Recent and current reading

Last week I finished Last Train to Kummersdorf by Leslie Wilson, a vivid and pacy book about two teens stuck in a collapsing Germany as the Soviet army approaches. Great characterisation, unusual plotting and a spirit of optimism overcome the moments when my WSD antennae were on the point of pinging. Effi and Hanno seem (from the perspective who spends quite a bit of the working day with the age group) plausible 15-year olds, and it was refreshing to see WW2 from their perspectives, which were different - he had (necessarily) joined the Hitler Youth, while she was actively involved in resistance activities. The book moves fast, the writing is economical and effective but there are harrowing scenes, so be warned, not one for the under-13s. I will be teaching it next year. Ultimately, it is uplifting as well as unexpected.

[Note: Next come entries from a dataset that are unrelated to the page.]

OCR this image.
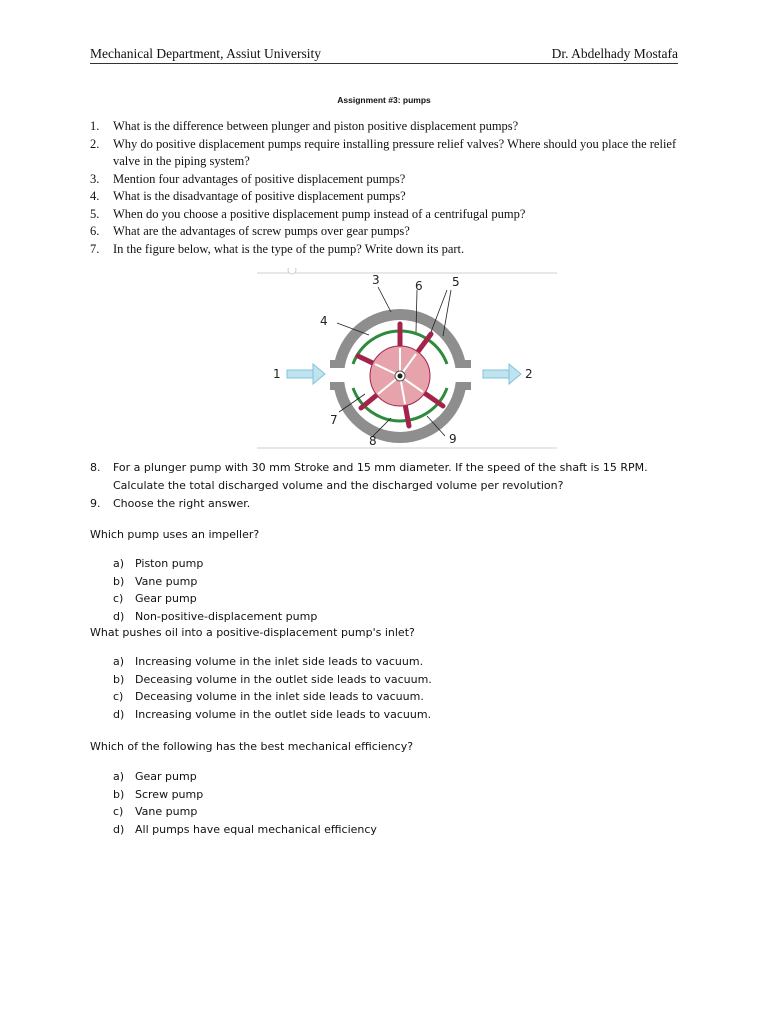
Mechanical Department, Assiut University	Dr. Abdelhady Mostafa
Assignment #3: pumps
1.	What is the difference between plunger and piston positive displacement pumps?
2.	Why do positive displacement pumps require installing pressure relief valves? Where should you place the relief valve in the piping system?
3.	Mention four advantages of positive displacement pumps?
4.	What is the disadvantage of positive displacement pumps?
5.	When do you choose a positive displacement pump instead of a centrifugal pump?
6.	What are the advantages of screw pumps over gear pumps?
7.	In the figure below, what is the type of the pump? Write down its part.
1	2
3
4
5
6
7
8	9
8.	For a plunger pump with 30 mm Stroke and 15 mm diameter. If the speed of the shaft is 15 RPM. Calculate the total discharged volume and the discharged volume per revolution?
9.	Choose the right answer.
Which pump uses an impeller?
a) Piston pump
b) Vane pump
c)	Gear pump
d) Non-positive-displacement pump
What pushes oil into a positive-displacement pump's inlet?
a) Increasing volume in the inlet side leads to vacuum.
b) Deceasing volume in the outlet side leads to vacuum.
c)	Deceasing volume in the inlet side leads to vacuum.
d) Increasing volume in the outlet side leads to vacuum.
Which of the following has the best mechanical efficiency?
a) Gear pump
b) Screw pump
c)	Vane pump
d) All pumps have equal mechanical efficiency
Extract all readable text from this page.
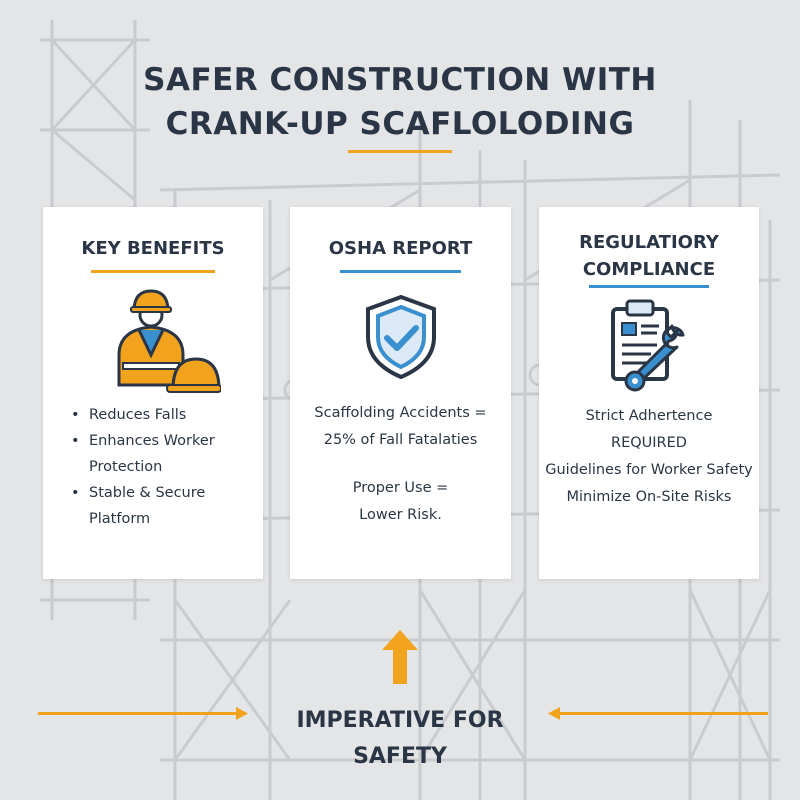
SAFER CONSTRUCTION WITH
CRANK-UP SCAFLOLODING
KEY BENEFITS
• Reduces Falls
• Enhances Worker Protection
• Stable & Secure Platform
OSHA REPORT

Scaffolding Accidents =
25% of Fall Fatalaties
Proper Use =
Lower Risk.

REGULATIORY
COMPLIANCE

Strict Adhertence
REQUIRED
Guidelines for Worker Safety
Minimize On-Site Risks

IMPERATIVE FOR SAFETY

Another very different, but equally engaging read was the terrific How Not to Write a Novel by Sandra Newman and Howard Mittelmark, a very funny craft book I'd heartily recommend to anyone aspiring to take up the pen or assault the keyboard in the hope of publication and JK Rowling type success. Wry, dry and aphoristic, it is worth reading for the succinct exemplars of bad practice which had me rofloling during a what seemed like an interminable week.

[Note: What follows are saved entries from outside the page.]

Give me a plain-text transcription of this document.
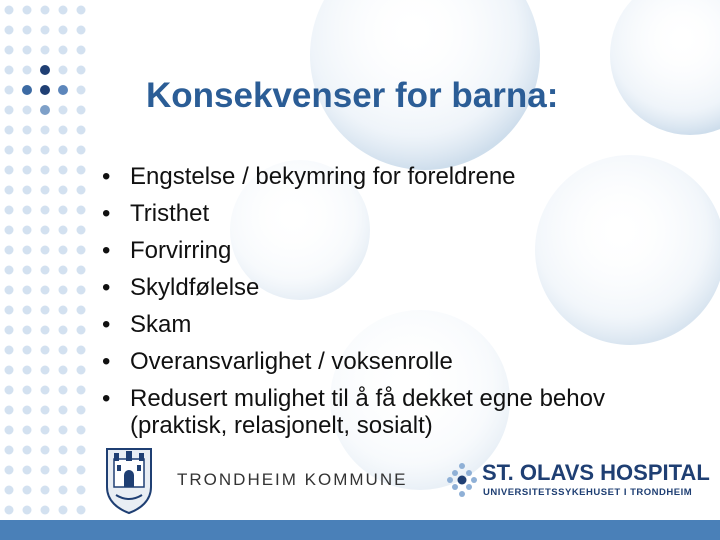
Konsekvenser for barna:
• Engstelse / bekymring for foreldrene
• Tristhet
• Forvirring
• Skyldfølelse
• Skam
• Overansvarlighet / voksenrolle
• Redusert mulighet til å få dekket egne behov (praktisk, relasjonelt, sosialt)
TRONDHEIM KOMMUNE	ST. OLAVS HOSPITAL
UNIVERSITETSSYKEHUSET I TRONDHEIM
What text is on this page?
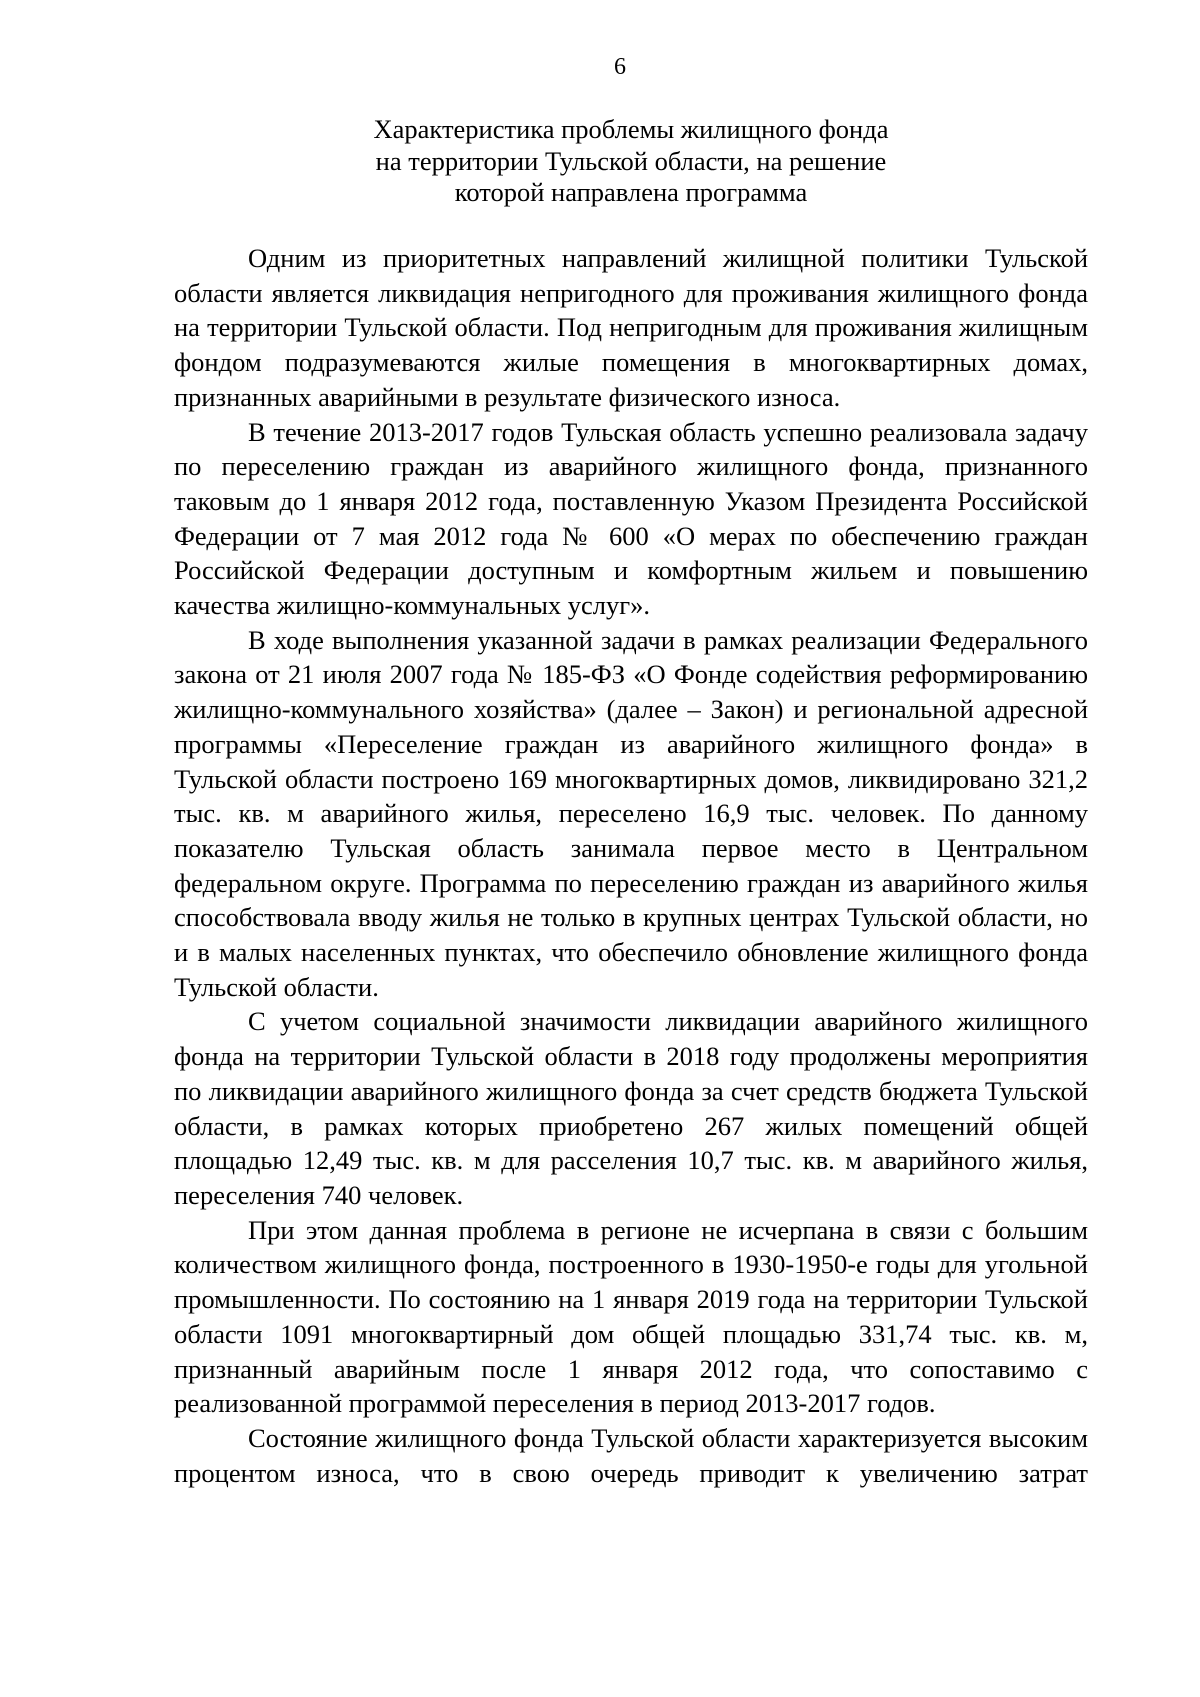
6
Характеристика проблемы жилищного фонда
на территории Тульской области, на решение
которой направлена программа

Одним из приоритетных направлений жилищной политики Тульской области является ликвидация непригодного для проживания жилищного фонда на территории Тульской области. Под непригодным для проживания жилищным фондом подразумеваются жилые помещения в многоквартирных домах, признанных аварийными в результате физического износа.

В течение 2013-2017 годов Тульская область успешно реализовала задачу по переселению граждан из аварийного жилищного фонда, признанного таковым до 1 января 2012 года, поставленную Указом Президента Российской Федерации от 7 мая 2012 года № 600 «О мерах по обеспечению граждан Российской Федерации доступным и комфортным жильем и повышению качества жилищно-коммунальных услуг».

В ходе выполнения указанной задачи в рамках реализации Федерального закона от 21 июля 2007 года № 185-ФЗ «О Фонде содействия реформированию жилищно-коммунального хозяйства» (далее – Закон) и региональной адресной программы «Переселение граждан из аварийного жилищного фонда» в Тульской области построено 169 многоквартирных домов, ликвидировано 321,2 тыс. кв. м аварийного жилья, переселено 16,9 тыс. человек. По данному показателю Тульская область занимала первое место в Центральном федеральном округе. Программа по переселению граждан из аварийного жилья способствовала вводу жилья не только в крупных центрах Тульской области, но и в малых населенных пунктах, что обеспечило обновление жилищного фонда Тульской области.

С учетом социальной значимости ликвидации аварийного жилищного фонда на территории Тульской области в 2018 году продолжены мероприятия по ликвидации аварийного жилищного фонда за счет средств бюджета Тульской области, в рамках которых приобретено 267 жилых помещений общей площадью 12,49 тыс. кв. м для расселения 10,7 тыс. кв. м аварийного жилья, переселения 740 человек.

При этом данная проблема в регионе не исчерпана в связи с большим количеством жилищного фонда, построенного в 1930-1950-е годы для угольной промышленности. По состоянию на 1 января 2019 года на территории Тульской области 1091 многоквартирный дом общей площадью 331,74 тыс. кв. м, признанный аварийным после 1 января 2012 года, что сопоставимо с реализованной программой переселения в период 2013-2017 годов.

Состояние жилищного фонда Тульской области характеризуется высоким процентом износа, что в свою очередь приводит к увеличению затрат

Not so engaging: If I should die before I wake, by Han Nolan, which is a bodyswap with a white supremacist girl into the body of a Jewish girl in 1940s Warsaw...while nowhere near as maddening as Boy in Striped Pyjamas (which entered my list of top 5 bad books, although not quite displacing DVC), I find the modern day girl's slang and personality unreal, and I think the device of sick child being transported back to Holocaust has been done before and better executed. Perhaps also, it is that Nolan's work is informed by a religiosity that seems over-preachy and consequently misplaced. Far better, in my view are Morris Gleitzman's Once and its sequel Then, and Jerry Spinelli's Milkweed, as well as Jane Yolen's The Devil's Arithmetic. Not to mention non-fiction accounts e.g. Livia Bitton Jackson and Magda Denes, as well of course as Anne Frank.

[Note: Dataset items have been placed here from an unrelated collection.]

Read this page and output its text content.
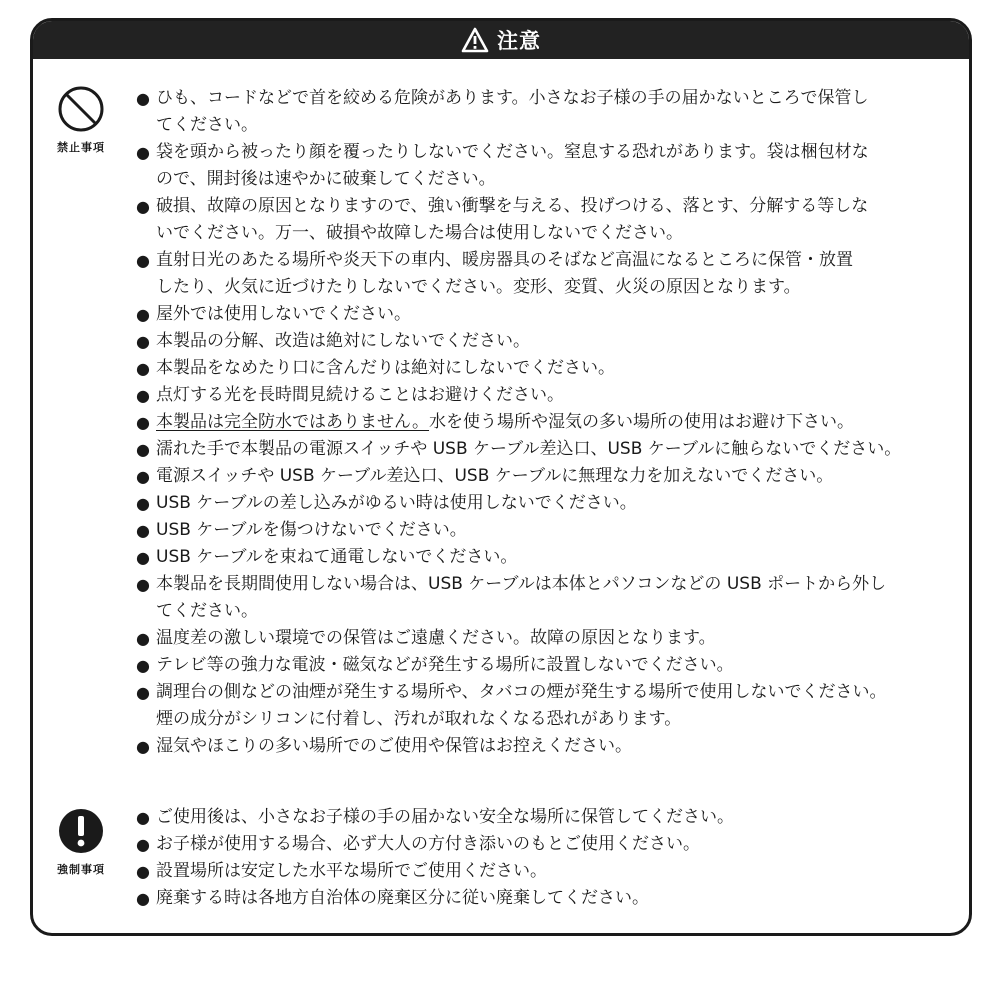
注意
禁止事項
● ひも、コードなどで首を絞める危険があります。小さなお子様の手の届かないところで保管し
てください。
● 袋を頭から被ったり顔を覆ったりしないでください。窒息する恐れがあります。袋は梱包材な
ので、開封後は速やかに破棄してください。
● 破損、故障の原因となりますので、強い衝撃を与える、投げつける、落とす、分解する等しな
いでください。万一、破損や故障した場合は使用しないでください。
● 直射日光のあたる場所や炎天下の車内、暖房器具のそばなど高温になるところに保管・放置
したり、火気に近づけたりしないでください。変形、変質、火災の原因となります。
● 屋外では使用しないでください。
● 本製品の分解、改造は絶対にしないでください。
● 本製品をなめたり口に含んだりは絶対にしないでください。
● 点灯する光を長時間見続けることはお避けください。
● 本製品は完全防水ではありません。水を使う場所や湿気の多い場所の使用はお避け下さい。
● 濡れた手で本製品の電源スイッチや USB ケーブル差込口、USB ケーブルに触らないでください。
● 電源スイッチや USB ケーブル差込口、USB ケーブルに無理な力を加えないでください。
● USB ケーブルの差し込みがゆるい時は使用しないでください。
● USB ケーブルを傷つけないでください。
● USB ケーブルを束ねて通電しないでください。
● 本製品を長期間使用しない場合は、USB ケーブルは本体とパソコンなどの USB ポートから外し
てください。
● 温度差の激しい環境での保管はご遠慮ください。故障の原因となります。
● テレビ等の強力な電波・磁気などが発生する場所に設置しないでください。
● 調理台の側などの油煙が発生する場所や、タバコの煙が発生する場所で使用しないでください。
煙の成分がシリコンに付着し、汚れが取れなくなる恐れがあります。
● 湿気やほこりの多い場所でのご使用や保管はお控えください。
強制事項
● ご使用後は、小さなお子様の手の届かない安全な場所に保管してください。
● お子様が使用する場合、必ず大人の方付き添いのもとご使用ください。
● 設置場所は安定した水平な場所でご使用ください。
● 廃棄する時は各地方自治体の廃棄区分に従い廃棄してください。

Totally mind-bending and amazing - my ongoing read of Cryptonomicon, which has been sitting on my shelves for 4 years now. At NY, I noted the complete Baroque cycle on the shelves of a friend, and he raved, so I finally got round to picking up my own Stephenson and am off on a crazy read. Cryptonomicon is quite a guy's book - well, three/four male protagonists, lots of code-breaking and war stuff, and hidden treasure and erotic digressions involving stockings with seams up the back, but it is also amazingly structured with great cliffhangers - how did he survive that??? is a question that keeps cropping up. I do think it could have been pared down from its 910 small-font pages by excising perhaps, frex, the disquisition on how to eat Captain Crunch cereal...and other little meanders, but then I think to myself, thank God there are publishers brave enough to take on Stephenson and all his wild excesses, because better a book with wild excesses than more tedious literary slop. Half of me can't wait to finish so that I can get onto Quicksilver, the other half of me just wants to relish what I've got.